Perhaps don't go full tilt right away. Dr. Mehrer suggests dipping your toe in the water before investing too much in any one meetup group. "Make sure the group is right for you, and the first day, be very thoughtful. Nobody likes the person who doesn't allow others to get a word in. Maybe for the first meeting, be the listener. If you don't feel good about a person, don't feel compelled to take or keep their card. Maybe only take five cards in the first day. A lot of it is just being a decent person, and people will want to work with you. Ask if you can help with setup; be polite".

Starting your own group has little-known perks. If there is a company looking for a hire with a certain skill set, they will always contact the meetup organizer first. That way, you get the first shot and can jump on an opportunity if it is of interest. As well, with being the organizer, there is automatically the expectation of a certain expertise; if you have the skills to back it up, it gives you an large, instant credibility boost.

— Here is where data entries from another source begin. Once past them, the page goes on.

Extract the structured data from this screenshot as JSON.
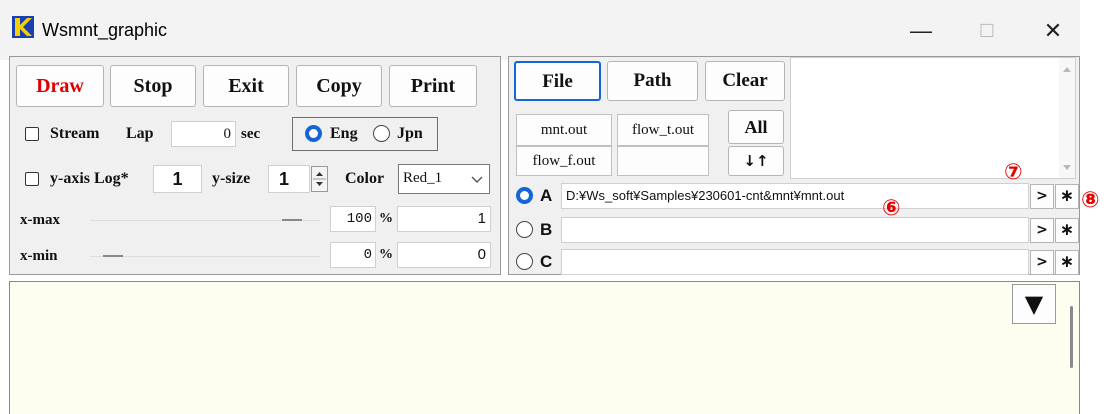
{
  "window": {
    "title": "Wsmnt_graphic",
    "minimize": "—",
    "maximize": "☐",
    "close": "✕"
  },
  "toolbar": {
    "draw": "Draw",
    "stop": "Stop",
    "exit": "Exit",
    "copy": "Copy",
    "print": "Print"
  },
  "stream": {
    "label": "Stream",
    "lap_label": "Lap",
    "lap_value": "0",
    "lap_unit": "sec"
  },
  "language": {
    "eng": "Eng",
    "jpn": "Jpn"
  },
  "yaxis": {
    "log_label": "y-axis Log*",
    "log_value": "1",
    "size_label": "y-size",
    "size_value": "1",
    "color_label": "Color",
    "color_value": "Red_1"
  },
  "xmax": {
    "label": "x-max",
    "percent": "100",
    "unit": "%",
    "value": "1"
  },
  "xmin": {
    "label": "x-min",
    "percent": "0",
    "unit": "%",
    "value": "0"
  },
  "files": {
    "file": "File",
    "path": "Path",
    "clear": "Clear",
    "all": "All",
    "sort": "↓↑",
    "names": [
      "mnt.out",
      "flow_t.out",
      "flow_f.out",
      ""
    ]
  },
  "slots": [
    {
      "label": "A",
      "path": "D:¥Ws_soft¥Samples¥230601-cnt&mnt¥mnt.out"
    },
    {
      "label": "B",
      "path": ""
    },
    {
      "label": "C",
      "path": ""
    }
  ],
  "slot_buttons": {
    "next": ">",
    "star": "∗"
  },
  "annotations": {
    "six": "⑥",
    "seven": "⑦",
    "eight": "⑧"
  },
  "output": {
    "scroll_down": "▼"
  },
  "colors": {
    "draw_red": "#e00000",
    "accent_blue": "#1565d8",
    "output_bg": "#fdfdf0",
    "annotation_red": "#e60000"
  }
}
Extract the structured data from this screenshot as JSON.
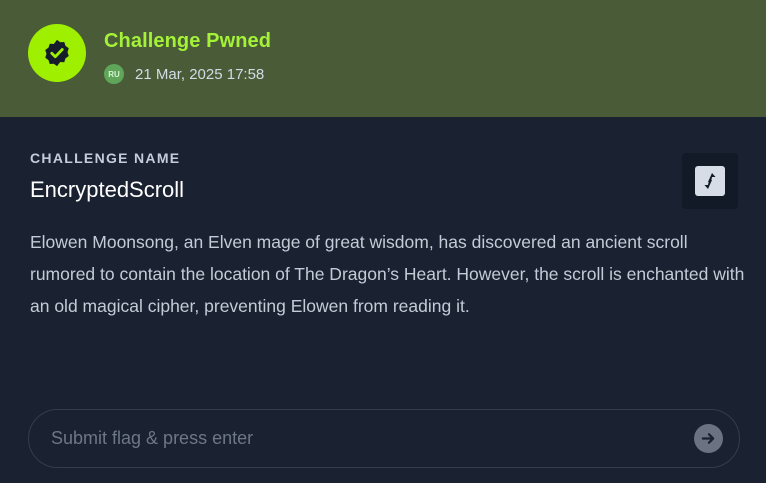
{
  "banner": {
    "title": "Challenge Pwned",
    "region": "RU",
    "timestamp": "21 Mar, 2025 17:58",
    "badge_icon": "verified-badge-icon",
    "accent_color": "#9fef00"
  },
  "challenge": {
    "section_label": "CHALLENGE NAME",
    "name": "EncryptedScroll",
    "description": "Elowen Moonsong, an Elven mage of great wisdom, has discovered an ancient scroll rumored to contain the location of The Dragon’s Heart. However, the scroll is enchanted with an old magical cipher, preventing Elowen from reading it.",
    "action_icon": "refresh-arrows-icon"
  },
  "flag": {
    "value": "",
    "placeholder": "Submit flag & press enter",
    "submit_icon": "arrow-right-icon"
  }
}
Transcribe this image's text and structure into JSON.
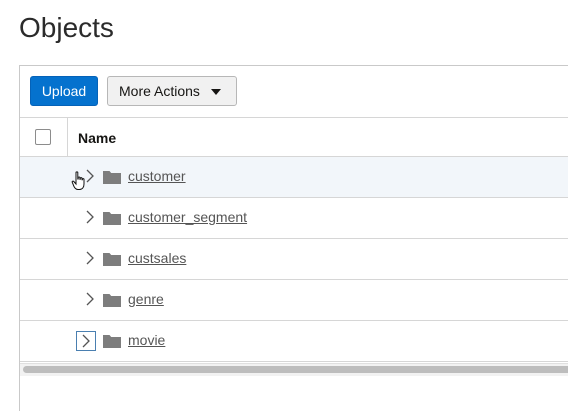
{
  "page": {
    "title": "Objects"
  },
  "toolbar": {
    "upload_label": "Upload",
    "more_actions_label": "More Actions"
  },
  "table": {
    "columns": {
      "name": "Name"
    },
    "rows": [
      {
        "name": "customer",
        "icon": "folder-icon",
        "state": "hover"
      },
      {
        "name": "customer_segment",
        "icon": "folder-icon"
      },
      {
        "name": "custsales",
        "icon": "folder-icon"
      },
      {
        "name": "genre",
        "icon": "folder-icon"
      },
      {
        "name": "movie",
        "icon": "folder-icon",
        "state": "focused"
      }
    ]
  },
  "colors": {
    "primary": "#0572ce",
    "row_hover": "#f2f6fa",
    "link": "#555555"
  }
}
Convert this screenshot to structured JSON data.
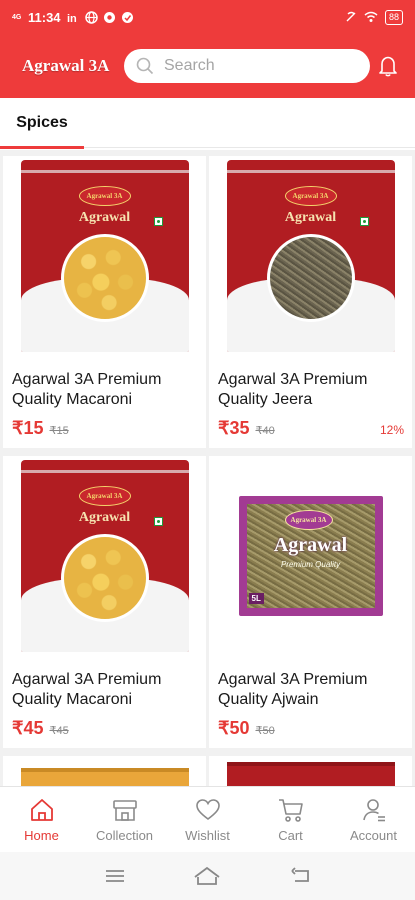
{
  "status_bar": {
    "time": "11:34",
    "network": "4G",
    "battery": "88"
  },
  "header": {
    "brand": "Agrawal 3A",
    "search_placeholder": "Search"
  },
  "tabs": [
    {
      "label": "Spices",
      "active": true
    }
  ],
  "products": [
    {
      "name": "Agarwal 3A Premium Quality Macaroni",
      "price": "₹15",
      "mrp": "₹15",
      "discount": "",
      "image": "macaroni-pouch"
    },
    {
      "name": "Agarwal 3A Premium Quality Jeera",
      "price": "₹35",
      "mrp": "₹40",
      "discount": "12%",
      "image": "jeera-pouch"
    },
    {
      "name": "Agarwal 3A Premium Quality Macaroni",
      "price": "₹45",
      "mrp": "₹45",
      "discount": "",
      "image": "macaroni-pouch"
    },
    {
      "name": "Agarwal 3A Premium Quality Ajwain",
      "price": "₹50",
      "mrp": "₹50",
      "discount": "",
      "image": "ajwain-packet"
    }
  ],
  "packet_text": {
    "logo": "Agrawal 3A",
    "brand_word": "Agrawal",
    "ajwain_sub": "Premium Quality",
    "ajwain_weight": "5L"
  },
  "bottom_nav": [
    {
      "label": "Home",
      "icon": "home-icon",
      "active": true
    },
    {
      "label": "Collection",
      "icon": "store-icon",
      "active": false
    },
    {
      "label": "Wishlist",
      "icon": "heart-icon",
      "active": false
    },
    {
      "label": "Cart",
      "icon": "cart-icon",
      "active": false
    },
    {
      "label": "Account",
      "icon": "account-icon",
      "active": false
    }
  ],
  "colors": {
    "brand_red": "#ee3b3b",
    "price_red": "#e53935",
    "inactive_gray": "#8a8a8a"
  }
}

What Not to Do With Meetup

Even though there are plenty of ways to take great advantage of the networking capabilities of Meetup, there are definitive ways not to approach it. Ulloa cautions to make sure you are not taking advantage of the situation or the people. "Don't be that snake-oil salesperson that everyone hates. Make sure you are bringing value to every situation." If you go into a meetup group with the sole intention of landing a job and furthering your career, you will be missing out on opportunities for friendships, for life experiences, and for gaining knowledge. Shell said about his group, "I started my group because I saw that there was a real need for the group and I wanted to foster a community. One guy had tried to start a PHP group before I did but it failed. I talked to him before I started my group and he said that he was looking to create a community of experts and when all he got were beginners he decided it wasn't worth his time and he shut it down."

Dr. Mehrer concurs that a meetup is not the place to shamelessly sell. "If you go in there solely trying to sell your company or your product, nobody is going to want to work with you. You have to offer them something. You have to go in there and say, 'this is what I can offer to you'".

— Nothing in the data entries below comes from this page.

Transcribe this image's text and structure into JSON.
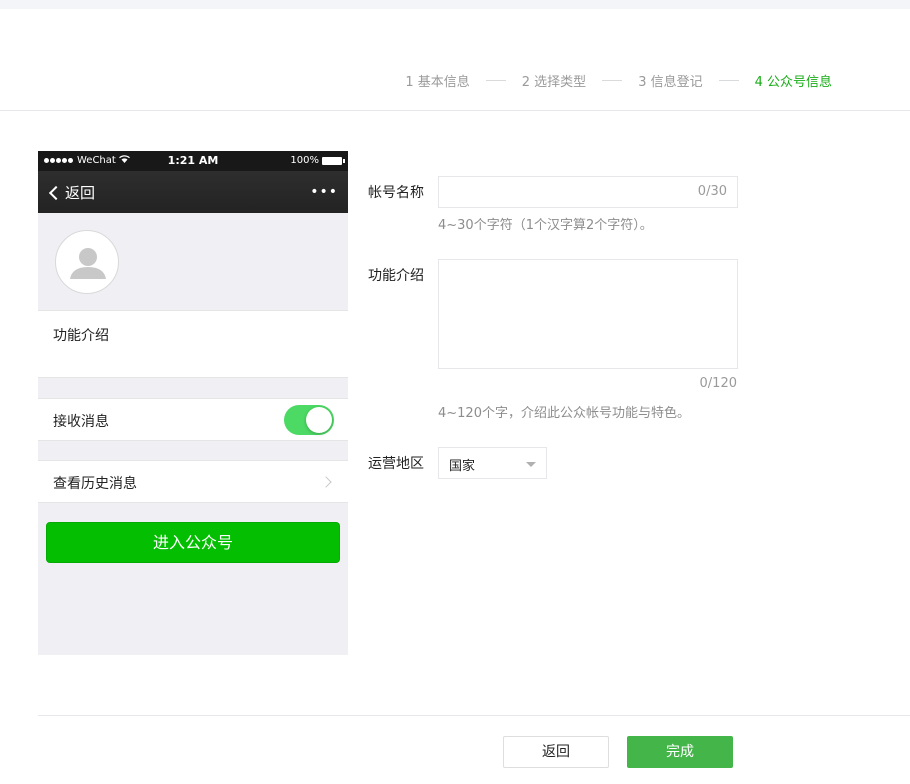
{
  "steps": [
    {
      "label": "1 基本信息",
      "active": false
    },
    {
      "label": "2 选择类型",
      "active": false
    },
    {
      "label": "3 信息登记",
      "active": false
    },
    {
      "label": "4 公众号信息",
      "active": true
    }
  ],
  "phone": {
    "carrier": "WeChat",
    "time": "1:21 AM",
    "battery": "100%",
    "back_label": "返回",
    "more": "•••",
    "intro_label": "功能介绍",
    "receive_label": "接收消息",
    "receive_on": true,
    "history_label": "查看历史消息",
    "enter_button": "进入公众号"
  },
  "form": {
    "name_label": "帐号名称",
    "name_counter": "0/30",
    "name_hint": "4~30个字符（1个汉字算2个字符）。",
    "intro_label": "功能介绍",
    "intro_counter": "0/120",
    "intro_hint": "4~120个字，介绍此公众帐号功能与特色。",
    "region_label": "运营地区",
    "region_value": "国家"
  },
  "footer": {
    "back_button": "返回",
    "done_button": "完成"
  },
  "colors": {
    "accent_green": "#1aad19",
    "done_button": "#44b549",
    "enter_button": "#04be02",
    "toggle_on": "#4cd964"
  }
}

Realize that starting a group or joining a group and proving your expertise will be a time investment. However, there are ways to making the process a bit easier. Here are a few tips:

Tips for Cultivating your Meetup

1. Realize that you are guiding and helping those who are hungry for knowledge and growth, and feed off of that. Knowing that you are helping others is always a great motivator.

2. Expand the reach of your group by finding new spots to post a notice. Sometimes the group is not reaching its full potential just because enough people don't know about it. Shell found that for his PHP meetup, he could post events on, a very popular site where most of the documentation for the language is. He has since then gotten about half of his members from there. Dr. Mehrer suggested cross-pollinating between the meetup and a related regional LinkedIn group.

3. Don't be afraid to start a spin-off group if there is enough interest.

4. Make interesting events; don't be afraid to invite great speakers. A lot of times, they will only say no due to time conflicts. If you have enough members, consider creating a large yearly event like a conference. This way, you get the word out about your group, while creating your own conference continues to promote your authority on the topic.